- The Financial Stability Board (FSB), in consultation with Basel Committee on Banking Supervision (BCBS) and national authorities, has identified the 2018 list of global systemically important banks (G-SIBs), using end-2017 data and the updated assessment methodology published by the BCBS in July 2013. One bank has been added to and two banks have been removed from the list of G-SIBs that were identified in 2017, and therefore the overall number of G-SIBs decreases from 30 to 29 (see Annex).
- The changes in the allocation of the institutions to buckets (see below for details) reflects the effects of changes in underlying activity of banks.
- In November 2011 the FSB published an integrated set of policy measures to address the systemic and moral hazard risks associated with systemically important financial institutions (SIFIs). In that publication, the FSB identified as global systemically important financial institutions (G-SIFIs) an initial group of G-SIBs, using a methodology developed by the BCBS. The November 2011 report noted that the group of G-SIBs would be updated annually based on new data and published by the FSB each November.
- FSB member authorities apply the following requirements to G-SIBs:
Higher capital buffer: Since the November 2012 update, the G-SIBs have been allocated to buckets corresponding to higher capital buffers that they are required to hold by national authorities in accordance with international standards. Higher capital buffer requirements began to be phased in from 1 January 2016 for G-SIBs (based on the November 2014 assessment) with full implementation by 1 January 2019. The capital buffer requirements for the G-SIBs identified in the annual update each November will apply to them as from January fourteen months later. The assignment of G-SIBs to the buckets, in the list published today, determines the higher capital buffer requirements that will apply to each G-SIB from 1 January 2020.
Total Loss-Absorbing Capacity (TLAC): G-SIBs are required to meet the TLAC standard, alongside the regulatory capital requirements set out in the Basel III framework. The TLAC standard will be phased-in from 1 January 2019 for G-SIBs identified in the 2015 list (provided that they continue to be designated as G-SIBs thereafter).
Resolvability: These include group-wide resolution planning and regular resolvability assessments. The resolvability of each G-SIB is also reviewed in a high-level FSB Resolvability Assessment Process (RAP) by senior regulators within the firms’ Crisis Management Groups.Higher supervisory expectations: These include supervisory expectations for risk management functions, risk data aggregation capabilities, risk governance and internal controls.
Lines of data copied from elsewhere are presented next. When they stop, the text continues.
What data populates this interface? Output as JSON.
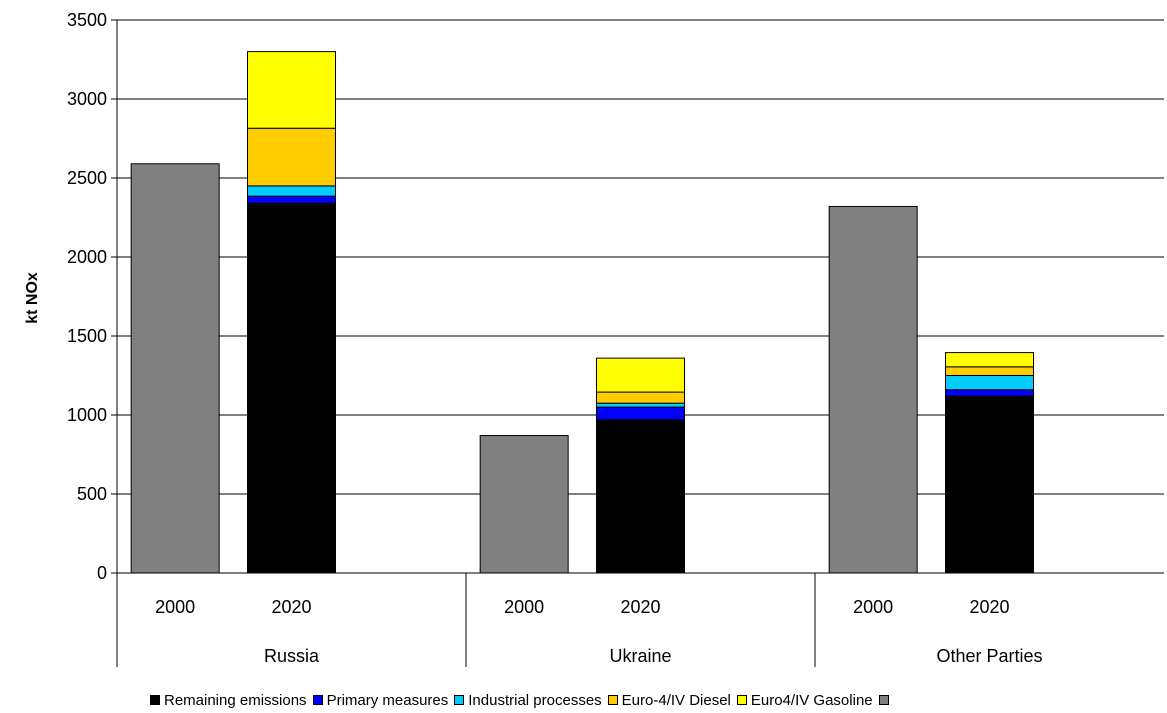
{
  "chart_data": {
    "type": "bar",
    "stacked": true,
    "ylabel": "kt NOx",
    "xlabel": "",
    "ylim": [
      0,
      3500
    ],
    "yticks": [
      0,
      500,
      1000,
      1500,
      2000,
      2500,
      3000,
      3500
    ],
    "grid": true,
    "legend_position": "bottom",
    "groups": [
      {
        "label": "Russia",
        "categories": [
          "2000",
          "2020"
        ]
      },
      {
        "label": "Ukraine",
        "categories": [
          "2000",
          "2020"
        ]
      },
      {
        "label": "Other Parties",
        "categories": [
          "2000",
          "2020"
        ]
      }
    ],
    "series": [
      {
        "name": "Remaining emissions",
        "color": "#000000",
        "values": [
          0,
          2340,
          0,
          970,
          0,
          1120
        ]
      },
      {
        "name": "Primary measures",
        "color": "#0000FF",
        "values": [
          0,
          45,
          0,
          80,
          0,
          40
        ]
      },
      {
        "name": "Industrial processes",
        "color": "#00CCFF",
        "values": [
          0,
          65,
          0,
          25,
          0,
          90
        ]
      },
      {
        "name": "Euro-4/IV Diesel",
        "color": "#FFCC00",
        "values": [
          0,
          365,
          0,
          70,
          0,
          55
        ]
      },
      {
        "name": "Euro4/IV Gasoline",
        "color": "#FFFF00",
        "values": [
          0,
          485,
          0,
          215,
          0,
          90
        ]
      },
      {
        "name": "",
        "color": "#808080",
        "values": [
          2590,
          0,
          870,
          0,
          2320,
          0
        ]
      }
    ]
  }
}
- In November 2014 the BCBS published a technical summary of the methodology. The BCBS publishes the annually updated denominators used to calculate banks’ scores and the thresholds used to allocate the banks to buckets and provides the links to the public disclosures of the full sample of banks assessed, as determined by the sample criteria set out in the BCBS G-SIB framework. From this year, the BCBS also publishes the twelve high-level indicators of the banks in the main sample used in the G-SIB scoring exercise.
- The BCBS published in July 2018 a revised version of its assessment methodology, replacing the July 2013 version.10 The revised assessment methodology will take effect in 2021 (based on end-2020 data), and the resulting higher capital buffer requirement would be applied in January 2023.
- A new list of G-SIBs will next be published in November 2019.